«En aquel tiempo, Jesús reunió a los Doce y les dio poder y autoridad sobre toda clase de demonios y para curar enfermedades. Luego los envió a proclamar el reino de Dios y a curar a los enfermos, diciéndoles: “No llevéis nada para el camino: ni bastón ni alforja, ni pan ni dinero; tampoco llevéis túnica de repuesto. Quedaos en la casa donde entréis, hasta que os vayáis de aquel sitio. Y si alguien no os recibe, al salir de aquel pueblo sacudíos el polvo de los pies, para probar su culpa”. Ellos se pusieron en camino y fueron de aldea en aldea, anunciando el Evangelio y curando en todas partes». (Lc 9,1-6)
¡Cuántos utensilios necesitamos los hombres para viajar a los destinos más sencillos! Con cuanta minuciosidad lo preparamos todo. Hacemos listas con antelación de lo que consideramos imprescindible, y las atiborramos de las cosas con las que tratamos de cubrir cualquier contingencia. El frío, el calor, la lluvia, las picaduras de los mosquitos, la ropa para esto y aquello, algún calzado informal, medicinas, útiles de aseo, dinero para el viaje, el libro que estamos leyendo… Tantas y tantas cosas que consideramos necesarias. Y al final, cuando nos ponemos en ruta, desbordados por nuestro afán previsor, aún nos queda la sensación vaga e inquietante de que nos hemos olvidado de algo.
Y es que ese viaje que planeamos es muy importante, o simplemente, queremos descansar o pasarlo muy bien, y estar, allí a donde vayamos, como en nuestra casa. Y no me parece mal que lo planeemos todo con tanto esmero y tantos deseos de perfección. Así debe ser.
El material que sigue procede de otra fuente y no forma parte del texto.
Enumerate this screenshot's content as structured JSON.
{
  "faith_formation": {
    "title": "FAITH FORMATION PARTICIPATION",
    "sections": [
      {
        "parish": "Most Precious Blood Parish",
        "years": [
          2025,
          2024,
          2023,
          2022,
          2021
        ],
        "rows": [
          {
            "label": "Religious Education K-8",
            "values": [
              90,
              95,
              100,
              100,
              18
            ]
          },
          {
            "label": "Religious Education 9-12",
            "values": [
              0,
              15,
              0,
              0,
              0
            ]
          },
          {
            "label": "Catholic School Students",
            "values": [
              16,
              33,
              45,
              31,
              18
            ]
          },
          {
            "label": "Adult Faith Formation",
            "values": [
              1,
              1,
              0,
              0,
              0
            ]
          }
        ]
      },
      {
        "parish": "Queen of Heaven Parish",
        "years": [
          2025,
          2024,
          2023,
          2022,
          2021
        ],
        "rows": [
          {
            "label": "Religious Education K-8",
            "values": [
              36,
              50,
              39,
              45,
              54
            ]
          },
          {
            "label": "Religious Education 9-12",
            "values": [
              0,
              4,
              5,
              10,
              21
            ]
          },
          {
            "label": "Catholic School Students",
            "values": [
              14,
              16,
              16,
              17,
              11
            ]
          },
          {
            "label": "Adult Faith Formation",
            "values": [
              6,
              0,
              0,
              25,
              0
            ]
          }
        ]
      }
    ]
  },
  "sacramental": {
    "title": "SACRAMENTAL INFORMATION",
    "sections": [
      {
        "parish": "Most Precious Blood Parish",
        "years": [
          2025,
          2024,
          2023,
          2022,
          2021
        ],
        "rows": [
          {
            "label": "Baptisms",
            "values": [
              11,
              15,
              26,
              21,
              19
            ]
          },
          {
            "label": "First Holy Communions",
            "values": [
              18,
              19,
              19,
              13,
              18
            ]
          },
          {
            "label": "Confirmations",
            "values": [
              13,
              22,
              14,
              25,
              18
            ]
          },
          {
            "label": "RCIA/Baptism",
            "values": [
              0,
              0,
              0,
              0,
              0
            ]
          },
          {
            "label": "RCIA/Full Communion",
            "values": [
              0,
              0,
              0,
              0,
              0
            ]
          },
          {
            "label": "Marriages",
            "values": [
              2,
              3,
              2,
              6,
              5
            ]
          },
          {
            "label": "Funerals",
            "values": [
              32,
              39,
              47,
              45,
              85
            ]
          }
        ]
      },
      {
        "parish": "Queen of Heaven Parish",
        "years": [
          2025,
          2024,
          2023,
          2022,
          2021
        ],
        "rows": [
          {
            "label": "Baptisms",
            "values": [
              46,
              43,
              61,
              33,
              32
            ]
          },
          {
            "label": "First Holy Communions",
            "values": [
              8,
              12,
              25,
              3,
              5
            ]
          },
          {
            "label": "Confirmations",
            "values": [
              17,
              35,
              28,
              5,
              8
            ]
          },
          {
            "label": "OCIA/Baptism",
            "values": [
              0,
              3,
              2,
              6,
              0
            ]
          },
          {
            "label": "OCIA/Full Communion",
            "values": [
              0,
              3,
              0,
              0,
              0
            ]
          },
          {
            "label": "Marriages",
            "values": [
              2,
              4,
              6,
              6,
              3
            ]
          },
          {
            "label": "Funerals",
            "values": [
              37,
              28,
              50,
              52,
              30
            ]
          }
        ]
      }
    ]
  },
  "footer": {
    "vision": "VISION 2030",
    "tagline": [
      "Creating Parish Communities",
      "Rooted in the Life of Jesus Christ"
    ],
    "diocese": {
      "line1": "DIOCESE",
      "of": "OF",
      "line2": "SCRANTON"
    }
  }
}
Pero ahora, Jesús, nos sale al paso preparando el viaje de sus discípulos. ¡Y qué extraño es Jesús! Ha reunido a sus apóstoles, el club selecto de los Doce, y los envía al mundo a predicar, a proclamar el reino de Dios y a curar a los enfermos. El encargo es sublime y especial, y el trabajo que deben a realizar los apóstoles es muy importante para el mundo, pero para ese viaje trascendental no necesitarán alforjas. Jesús los envía con lo puesto. “Ni bastón, ni alforja, ni pan, ni dinero; tampoco una túnica de repuesto”.
Dice el evangelista Lucas, que antes de enviarlos, Jesús les dio poder y autoridad sobre toda clase de demonios y para curar enfermedades. Les entregó la fuerza de su espíritu, el poder de invocar su Nombre. En definitiva, se dio a ellos. Sus discípulos llevarían a Jesús en el corazón, y como exclamó llena de inspiración Teresa, nuestra santa de Ávila, maestra en la oración: ¡Solo Dios basta!, no hace falta más para recorrer los caminos del mundo.
Y no es que Jesús pretenda que no seamos previsores, ahí está la parábola de las vírgenes necias y las vírgenes prudentes; las que no se preocuparon de la provisión de aceite para sus lámparas, y aquellas otras que la tenían dispuesta cuando llegó el esposo, sino que, como en todo, y según para qué clase negocios, la previsión puede ser virtud.
Y se me ocurre rememorar ahora lo que nos dejó escrito Antonio Machado, que a modo de un sencillo testamento poético, nos entregó lo mejor del hombre que llevaba dentro, ese su amigo del alma, que en sus soliloquios íntimos, hablando solo para sus adentros “con el hombre que siempre va conmigo” , como él lo glosa, esperaba así “hablar a Dios un día”, y que para expresar el vértigo del momento sublime de su propia muerte, nos dice con su verso encendido:
Y cuando llegue el día del último viaje,
Y esté a partir la nave que nunca he de tomar,
Me encontraréis a bordo ligero de equipaje,
Casi desnudo, como los hijos de la mar.
Ligeros de equipaje, así nos quiere Jesús para nuestro viaje más importante, el de ese barco que nunca hemos de tomar, el del fin de nuestra vida, programada con el amor del Padre hasta que Él quiera.
Dice nuestro querido papa Francisco, con fina y santa ironía, que nunca se ha visto un entierro en el que, detrás del féretro, transite un camión de mudanzas. Nada nos llevaremos de esta tierra a la otra vida. Desnudos llegamos a este mundo, y de igual modo nos iremos. Eso sí, con nosotros, en las estancias seguras del alma inmortal, viajará todo el amor que hayamos encontrado, todo el amor que hayamos recibido, y todo el amor que hayamos entregado. Ni una sola gota de ese caudal magnífico de la misericordia vivida se perderá, porque ese amor del que será examinada nuestra alma, es el único equipaje que necesitamos para nuestro último y definitivo viaje.